В «Театральной хронике» ноябрьского номера «Отечественных записок» за 1849 г. комедия «Холостяк» определялась как «весьма замечательное явление на нашей сцене»: «Взятая из так называемого чиновничьего мира, она едва ли не первая пьеса, где человек, живущий честным трудом, не осмеян, не отмечен грязными чертами, низкими целями. Перед вами люди с странностями; одни — среди своего необразования довольны спокойною совестью, другие — с желанием выйти из своего круга. И те и другие порой смешны, но вам и в ум не приходит смеяться над ними: в них прежде всего человеческие черты. Но это еще не единственная цель комедии: в ней много интереса общего: под наружностью комедии в ней скрыта серьезная драма, какую зоркий наблюдатель увидит не в одном чиновничьем мире, а в целом обществе. Называем драмой, потому что многое из того, что смешно — в существе грустно». Переходя к характеристике исполнителей основных ролей в пьесе, критик утверждал, что «Холостяк» «вообще был разыгран весьма удовлетворительно, с большим согласием и почти все актеры поняли его, как вещь серьезную. Так оно и должно быть со всякою порядочною комедиею. М. С. Щепкин создал лицо Мошкина с необыкновенною простотою. Вы забываете, что он перед вами на сцене: его замешательство в минуту прихода Фонка, беспокойство, с каким ou является к Вилицкому, потом сцена, когда получает письмо н хочет стреляться, наконец, объяснение с Машей — во всех этих сценах было так много простоты и истинного одушевления, так много серьезности под наружностью странною и оригинальною, что нельзя было не сознаться: как много высокий комик должен иметь ума и таланта»[265].
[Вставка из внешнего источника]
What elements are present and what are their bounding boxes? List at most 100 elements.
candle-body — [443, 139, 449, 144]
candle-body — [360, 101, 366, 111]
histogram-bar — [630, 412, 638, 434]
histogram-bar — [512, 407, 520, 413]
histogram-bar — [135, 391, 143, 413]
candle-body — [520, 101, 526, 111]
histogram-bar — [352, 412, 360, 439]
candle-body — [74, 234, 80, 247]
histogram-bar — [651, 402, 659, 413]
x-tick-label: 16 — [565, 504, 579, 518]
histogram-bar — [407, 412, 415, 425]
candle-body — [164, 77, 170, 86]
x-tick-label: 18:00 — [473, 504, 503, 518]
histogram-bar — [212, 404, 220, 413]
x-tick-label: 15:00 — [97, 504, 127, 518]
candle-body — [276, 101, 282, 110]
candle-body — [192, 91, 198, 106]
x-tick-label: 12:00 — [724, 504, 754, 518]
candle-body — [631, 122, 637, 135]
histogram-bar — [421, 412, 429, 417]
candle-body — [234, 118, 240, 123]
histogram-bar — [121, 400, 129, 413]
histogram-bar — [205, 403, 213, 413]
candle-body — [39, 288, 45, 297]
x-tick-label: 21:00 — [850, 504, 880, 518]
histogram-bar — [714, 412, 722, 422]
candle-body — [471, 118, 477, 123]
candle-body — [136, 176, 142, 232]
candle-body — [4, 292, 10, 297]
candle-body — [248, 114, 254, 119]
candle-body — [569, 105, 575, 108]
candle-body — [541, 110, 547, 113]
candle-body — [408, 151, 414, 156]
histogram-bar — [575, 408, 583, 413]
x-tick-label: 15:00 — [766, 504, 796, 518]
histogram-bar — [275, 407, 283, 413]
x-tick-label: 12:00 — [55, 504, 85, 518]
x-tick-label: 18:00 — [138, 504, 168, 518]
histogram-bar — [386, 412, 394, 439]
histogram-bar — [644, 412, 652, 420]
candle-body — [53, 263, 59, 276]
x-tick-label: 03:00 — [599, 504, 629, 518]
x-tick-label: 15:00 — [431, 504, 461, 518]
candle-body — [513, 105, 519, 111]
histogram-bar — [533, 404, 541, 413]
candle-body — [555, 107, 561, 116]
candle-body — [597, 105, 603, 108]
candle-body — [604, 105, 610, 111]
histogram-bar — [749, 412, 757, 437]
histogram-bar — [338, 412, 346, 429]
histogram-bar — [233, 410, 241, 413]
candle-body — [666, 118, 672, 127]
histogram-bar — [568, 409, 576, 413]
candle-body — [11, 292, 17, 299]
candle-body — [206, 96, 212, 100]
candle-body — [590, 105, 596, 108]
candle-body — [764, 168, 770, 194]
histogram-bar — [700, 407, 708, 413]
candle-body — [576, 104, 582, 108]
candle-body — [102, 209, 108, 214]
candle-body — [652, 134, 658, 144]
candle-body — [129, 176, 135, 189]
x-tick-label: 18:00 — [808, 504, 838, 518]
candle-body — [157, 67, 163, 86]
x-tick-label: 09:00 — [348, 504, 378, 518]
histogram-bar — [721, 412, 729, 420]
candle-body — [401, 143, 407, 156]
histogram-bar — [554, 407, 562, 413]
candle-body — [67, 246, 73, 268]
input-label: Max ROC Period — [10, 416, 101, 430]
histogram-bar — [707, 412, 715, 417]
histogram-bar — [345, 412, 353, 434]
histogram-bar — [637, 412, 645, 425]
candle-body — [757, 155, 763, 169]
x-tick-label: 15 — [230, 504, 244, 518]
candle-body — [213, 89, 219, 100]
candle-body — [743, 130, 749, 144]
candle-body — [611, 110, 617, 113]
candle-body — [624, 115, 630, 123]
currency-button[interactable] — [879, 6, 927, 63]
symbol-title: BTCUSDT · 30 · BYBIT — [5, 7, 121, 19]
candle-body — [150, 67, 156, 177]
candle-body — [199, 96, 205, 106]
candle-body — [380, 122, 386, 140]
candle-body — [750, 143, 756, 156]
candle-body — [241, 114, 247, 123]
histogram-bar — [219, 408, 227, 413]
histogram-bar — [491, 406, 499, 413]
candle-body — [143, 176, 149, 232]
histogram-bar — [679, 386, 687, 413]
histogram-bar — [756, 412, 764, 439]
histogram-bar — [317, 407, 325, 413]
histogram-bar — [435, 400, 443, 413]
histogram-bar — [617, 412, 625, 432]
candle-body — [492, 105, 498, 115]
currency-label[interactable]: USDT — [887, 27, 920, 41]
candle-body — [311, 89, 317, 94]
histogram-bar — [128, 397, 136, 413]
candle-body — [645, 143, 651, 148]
Правда, в январской книге «Отечественных записок» за 1850 г. анонимный рецензент пьесы Тургенева внес несколько существенных коррективов в предшествующий отзыв журнала о новой комедии Тургенева, отметив в ней и некоторую «незрелость», и отсутствие той «оконченности и того тонкого очертания характеров», которые показаны были в сценах «Где тонко, там и рвется» (Отеч Зап, 1850, № 1, отд. V, с. 18).
Пессимистические представления А. В. Дружинина об отсутствии на нашей сцене корней для настоящей «русской комедии» из-за неподготовленности актеров к подлинно художественному ее воплощению, а зрителей к серьезному восприятию реалистической пьесы заставили Некрасова полемически заострить на страницах «Современника» давно обещанный им Тургеневу отчет о постановке «Холостяка» в Петербурге.
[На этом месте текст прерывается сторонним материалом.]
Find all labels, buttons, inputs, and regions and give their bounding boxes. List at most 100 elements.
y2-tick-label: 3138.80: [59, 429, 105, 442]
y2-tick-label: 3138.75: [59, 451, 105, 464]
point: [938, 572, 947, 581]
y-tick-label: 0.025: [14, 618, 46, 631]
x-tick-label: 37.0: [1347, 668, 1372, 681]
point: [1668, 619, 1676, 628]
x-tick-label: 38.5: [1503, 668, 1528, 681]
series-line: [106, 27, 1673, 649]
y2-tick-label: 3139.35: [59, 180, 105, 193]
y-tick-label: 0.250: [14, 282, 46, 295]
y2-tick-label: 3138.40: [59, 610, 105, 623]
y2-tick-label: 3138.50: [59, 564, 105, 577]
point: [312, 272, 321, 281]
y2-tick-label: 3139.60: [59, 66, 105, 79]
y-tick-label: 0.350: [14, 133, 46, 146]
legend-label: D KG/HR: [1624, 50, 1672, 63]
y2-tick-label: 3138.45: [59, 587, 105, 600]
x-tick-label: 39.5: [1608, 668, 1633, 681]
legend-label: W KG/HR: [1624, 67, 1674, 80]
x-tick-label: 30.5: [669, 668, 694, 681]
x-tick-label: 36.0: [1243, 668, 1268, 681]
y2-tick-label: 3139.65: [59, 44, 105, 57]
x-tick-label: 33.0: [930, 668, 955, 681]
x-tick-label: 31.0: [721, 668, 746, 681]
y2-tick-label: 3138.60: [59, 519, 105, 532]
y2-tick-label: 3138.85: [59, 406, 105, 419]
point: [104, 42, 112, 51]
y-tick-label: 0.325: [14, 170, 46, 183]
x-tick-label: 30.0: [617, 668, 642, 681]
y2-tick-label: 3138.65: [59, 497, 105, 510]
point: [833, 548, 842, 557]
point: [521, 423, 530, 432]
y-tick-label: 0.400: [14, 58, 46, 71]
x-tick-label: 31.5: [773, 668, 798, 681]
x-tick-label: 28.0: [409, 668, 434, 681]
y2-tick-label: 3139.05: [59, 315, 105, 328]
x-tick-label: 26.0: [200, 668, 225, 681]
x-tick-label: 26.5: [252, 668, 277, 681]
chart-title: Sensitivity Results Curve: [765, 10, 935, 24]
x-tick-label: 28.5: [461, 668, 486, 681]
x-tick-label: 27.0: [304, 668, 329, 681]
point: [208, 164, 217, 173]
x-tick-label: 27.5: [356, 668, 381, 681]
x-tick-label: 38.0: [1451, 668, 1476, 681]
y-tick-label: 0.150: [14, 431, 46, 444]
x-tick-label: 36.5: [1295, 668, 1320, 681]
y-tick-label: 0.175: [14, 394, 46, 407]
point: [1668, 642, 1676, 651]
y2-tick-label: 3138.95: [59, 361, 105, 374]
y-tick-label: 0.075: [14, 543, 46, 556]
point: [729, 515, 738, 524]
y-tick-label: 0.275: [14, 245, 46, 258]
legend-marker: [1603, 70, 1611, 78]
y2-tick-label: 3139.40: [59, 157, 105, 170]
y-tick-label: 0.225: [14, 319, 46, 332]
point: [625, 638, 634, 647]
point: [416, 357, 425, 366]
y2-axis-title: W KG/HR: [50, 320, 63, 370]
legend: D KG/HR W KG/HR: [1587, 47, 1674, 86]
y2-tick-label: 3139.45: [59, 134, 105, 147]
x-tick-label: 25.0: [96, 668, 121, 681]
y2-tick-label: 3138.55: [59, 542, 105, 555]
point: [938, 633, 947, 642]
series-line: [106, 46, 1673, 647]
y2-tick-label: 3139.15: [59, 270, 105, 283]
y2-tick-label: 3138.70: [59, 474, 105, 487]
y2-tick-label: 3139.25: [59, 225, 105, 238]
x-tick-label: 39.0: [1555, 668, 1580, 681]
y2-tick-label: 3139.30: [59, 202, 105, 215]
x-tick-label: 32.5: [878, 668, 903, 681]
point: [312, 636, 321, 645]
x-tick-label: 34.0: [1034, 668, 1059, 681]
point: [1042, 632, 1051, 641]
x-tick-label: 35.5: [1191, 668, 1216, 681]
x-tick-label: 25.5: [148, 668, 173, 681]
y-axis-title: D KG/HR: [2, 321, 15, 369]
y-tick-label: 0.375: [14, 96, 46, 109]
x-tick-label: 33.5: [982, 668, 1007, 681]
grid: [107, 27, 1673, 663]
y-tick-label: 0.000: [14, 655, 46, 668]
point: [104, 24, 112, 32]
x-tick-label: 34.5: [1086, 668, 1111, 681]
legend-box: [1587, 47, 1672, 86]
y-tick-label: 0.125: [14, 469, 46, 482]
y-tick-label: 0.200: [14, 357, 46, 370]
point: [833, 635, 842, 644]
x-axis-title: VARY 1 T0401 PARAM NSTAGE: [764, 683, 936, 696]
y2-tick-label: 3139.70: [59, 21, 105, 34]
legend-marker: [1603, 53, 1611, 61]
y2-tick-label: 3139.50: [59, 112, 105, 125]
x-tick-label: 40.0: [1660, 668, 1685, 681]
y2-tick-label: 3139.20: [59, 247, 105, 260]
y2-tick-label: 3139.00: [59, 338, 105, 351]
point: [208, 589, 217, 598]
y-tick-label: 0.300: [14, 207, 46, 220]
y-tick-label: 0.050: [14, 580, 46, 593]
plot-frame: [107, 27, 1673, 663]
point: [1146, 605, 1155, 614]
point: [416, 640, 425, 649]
В самом деле, тот «явный интерес и удовольствие», с которыми публика премьеры смотрела 14 октября 1849 г. пьесу Тургенева, те жаркие толки и споры о новой комедии, которые «можно было слышать в партере и коридорах театра», то «уважение» и «внимание» к оригинальному драматическому произведению, которое с таким одушевлением проявлено было всеми исполнителями тщательно поставленного «Холостяка», Есё это, по мнению Некрасова, говорило о несомненном «сочувствии к русской комедии» и не оставляло места опасениям, получившим выражение в статье Дружинина.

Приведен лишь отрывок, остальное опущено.